New Bern, NC : faire fausse route sans se perdre

La possibilité de passer quelques heures dans l’une des rares colonies suisses en Amérique du Nord m’avait attiré à New Bern. Au centre d’interprétation, la gentille dame m’assure que c’était bel et bien des Suisses qui se sont installés ici en premier. Ces premiers habitants se seraient toutefois disparus mystérieusement sans laisser de traces, seulement le toponyme « Bern », mot qui, selon elle, veut dire en allemand « ours ». De vrais ours ici, on n’en voit pas, mais des effigies d’ours, il y en a partout : sur les voitures de police, sur les plaquettes identifiant des édifices historiques, sur les équipes sportives de l’école secondaire. Ne connaissant pas très bien l’allemand et désireux de vérifier les informations qui venaient de m’être transmises, j’ai téléphoné à Konrad, mon ami canadien d’origine allemande, qui m’a confirmé que « bern » ne voulait pas dire « bear ». Devant ce dilemme, je suis resté perplexe. Mais, malgré le fait d’avoir été induit en erreur, j’ai néanmoins trouvé fascinante cette petite ville de 23 000 habitants dont l’importance historique et culturelle semble dépasser de loin son poids démographique. Située à la confluence des rivières Neuse et Trenton, à proximité de l’océan Atlantique, New Bern charme par son cachet historique et surprend par sa contribution originale à la culture populaire nord-américaine.

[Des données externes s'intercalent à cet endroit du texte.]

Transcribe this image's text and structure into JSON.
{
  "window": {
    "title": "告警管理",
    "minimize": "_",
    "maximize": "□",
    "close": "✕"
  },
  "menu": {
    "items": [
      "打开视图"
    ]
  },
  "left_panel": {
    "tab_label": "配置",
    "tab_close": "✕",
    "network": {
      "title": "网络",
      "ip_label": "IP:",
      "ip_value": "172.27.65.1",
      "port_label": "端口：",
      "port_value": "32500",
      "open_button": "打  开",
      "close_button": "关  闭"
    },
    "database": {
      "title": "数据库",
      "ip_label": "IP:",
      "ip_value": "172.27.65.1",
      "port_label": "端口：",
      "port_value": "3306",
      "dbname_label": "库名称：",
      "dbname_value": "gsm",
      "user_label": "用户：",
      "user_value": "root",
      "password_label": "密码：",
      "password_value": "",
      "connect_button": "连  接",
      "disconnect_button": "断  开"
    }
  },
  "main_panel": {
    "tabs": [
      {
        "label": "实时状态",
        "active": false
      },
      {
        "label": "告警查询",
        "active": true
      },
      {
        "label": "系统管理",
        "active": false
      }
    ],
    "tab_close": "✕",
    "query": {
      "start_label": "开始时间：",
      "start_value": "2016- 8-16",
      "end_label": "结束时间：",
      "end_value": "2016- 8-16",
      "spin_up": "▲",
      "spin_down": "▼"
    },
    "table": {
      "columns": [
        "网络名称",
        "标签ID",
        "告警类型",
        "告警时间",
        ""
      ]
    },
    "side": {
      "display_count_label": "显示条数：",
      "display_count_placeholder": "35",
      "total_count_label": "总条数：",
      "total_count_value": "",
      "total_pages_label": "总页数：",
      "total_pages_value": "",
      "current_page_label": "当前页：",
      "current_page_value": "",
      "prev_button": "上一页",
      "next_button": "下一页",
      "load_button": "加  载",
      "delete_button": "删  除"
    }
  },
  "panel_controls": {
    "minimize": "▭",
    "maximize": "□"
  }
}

Si les origines de New Bern semblent vagues en ce qui concerne ses premiers habitants européens, elles sont très claires quant aux deuxièmes, les Anglais. À l’époque coloniale, ceux-ci ont établi New Bern comme capitale de la Caroline du Nord. Elle l’a demeurée pendant une quinzaine d’années après la déclaration d’indépendance américaine de 1776. Une fois la nouvelle république américaine fondée, les Caroliniens commençaient à quitter les zones côtières, se déplaçant vers l’intérieur, vers le piémont et vers les Appalaches. New Bern se trouvait loin des nouveaux noyaux de populations, Par conséquent, la capitale fut déménagée à Raleigh, au centre géométrique de l’État. Aujourd’hui, entouré d’une muraille haute de trois mètres, à la manière des châteaux et logis de la royauté anglaise, le palais Tryon témoigne encore de ce rôle prestigieux de capitale.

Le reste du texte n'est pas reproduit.